日銀は12月に追加利上げに動くか
トランプトレード、円安は追加利上げを後押し
第2は、トランプトレードとドル円の動きだ。日本銀行が7月に追加利上げを実施したことや政府が為替介入を実施したことを受けて、7月から9月にかけて円高が進み、一時、1ドル139円台にまで達した。円高は先行きの物価見通しの上振れリスクを低下させることから、日本銀行の追加利上げを慎重にさせる要因になる。 ただし、10月に入るとトランプ氏の勝利を予想して、再び円安が進んだ。トランプ氏の経済政策が、米国経済の一人勝ちの傾向を一層強めるとの期待や、追加関税による物価高が金利見通しを押し上げ、ドル高を生じさせるとの見方が強まったためだ。 ドル円が155円~160円で定着し、政府が円買いドル売りの為替介入を実施する場合には、政府は日本銀行にも円安阻止に向けた協調策を求めるため、日本銀行は12月に追加利上げを行う可能性がかなり高まるだろう。 しかし、追加関税などのトランプ氏の経済政策は、米国経済にも相応に打撃となる可能性が高い。この点が認識されたことで、足もとで為替市場はやや円高に振れている。いわば、トランプトレードの見直しが起こっているのである。この流れが続けば、日本銀行が来年1月まで利上げを先送りすることを後押しするものとなる可能性がある。 以上の点を総合的に考え、さらに植田総裁が先週末の日経新聞のインタビューで「追加利上げは近づいているといえる」と発言したことを踏まえると、現時点では、日本銀行は1月ではなく12月に追加利上げを行う可能性がわずかに高いように思われる。
ターミナルレートは1%程度か
日本銀行が12月に追加利上げを行うのか、1月に利上げを行うのかは、日本経済や金融市場の先行きのトレンドを考える上ではあまり重要でないだろう。
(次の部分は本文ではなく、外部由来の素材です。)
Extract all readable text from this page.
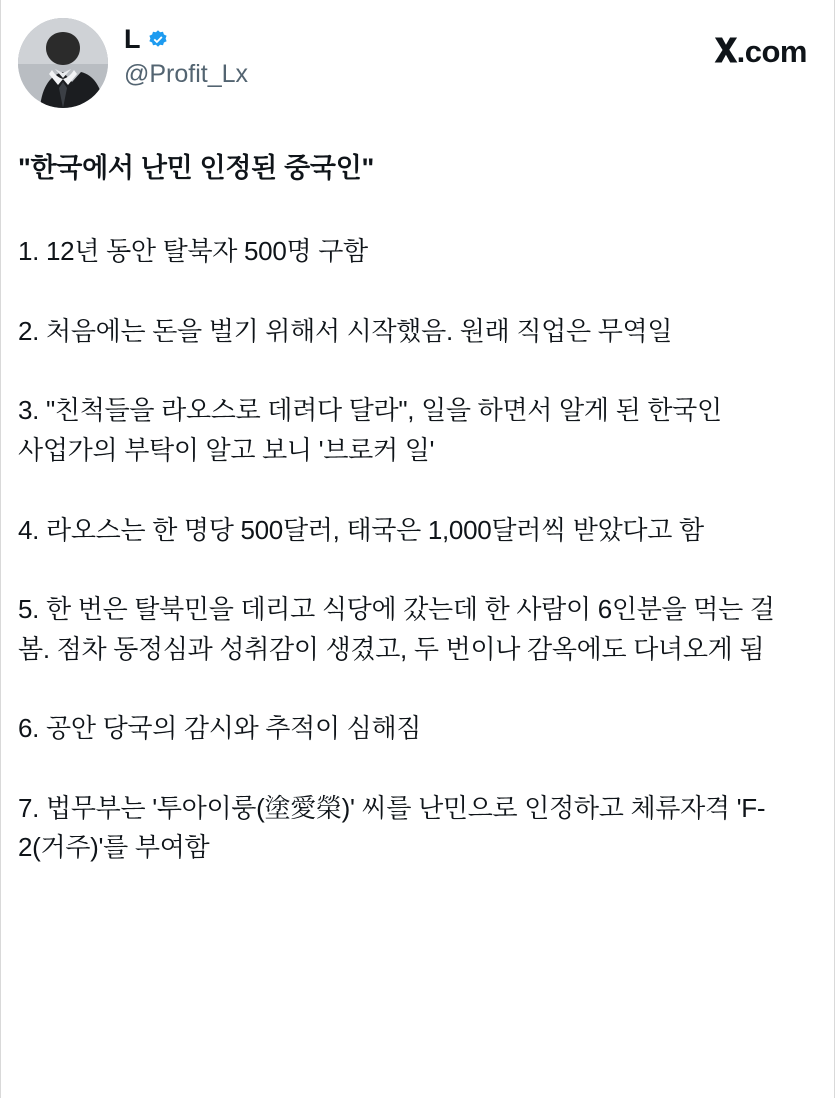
L
@Profit_Lx
𝐗.com
"한국에서 난민 인정된 중국인"

1. 12년 동안 탈북자 500명 구함

2. 처음에는 돈을 벌기 위해서 시작했음. 원래 직업은 무역일

3. "친척들을 라오스로 데려다 달라", 일을 하면서 알게 된 한국인 사업가의 부탁이 알고 보니 '브로커 일'

4. 라오스는 한 명당 500달러, 태국은 1,000달러씩 받았다고 함

5. 한 번은 탈북민을 데리고 식당에 갔는데 한 사람이 6인분을 먹는 걸 봄. 점차 동정심과 성취감이 생겼고, 두 번이나 감옥에도 다녀오게 됨

6. 공안 당국의 감시와 추적이 심해짐

7. 법무부는 '투아이룽(塗愛榮)' 씨를 난민으로 인정하고 체류자격 'F-2(거주)'를 부여함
重要なのは、日本銀行がどこまで利上げを行うかである。 物価上昇率のトレンドが物価目標値の2%に達するのであれば、政策金利は2%近くまで上昇することになるが、その可能性を見ている市場関係者は多くない。ターミナルレート(金利の最終到達点)の水準は1%程度というのがコンセンサスではないか。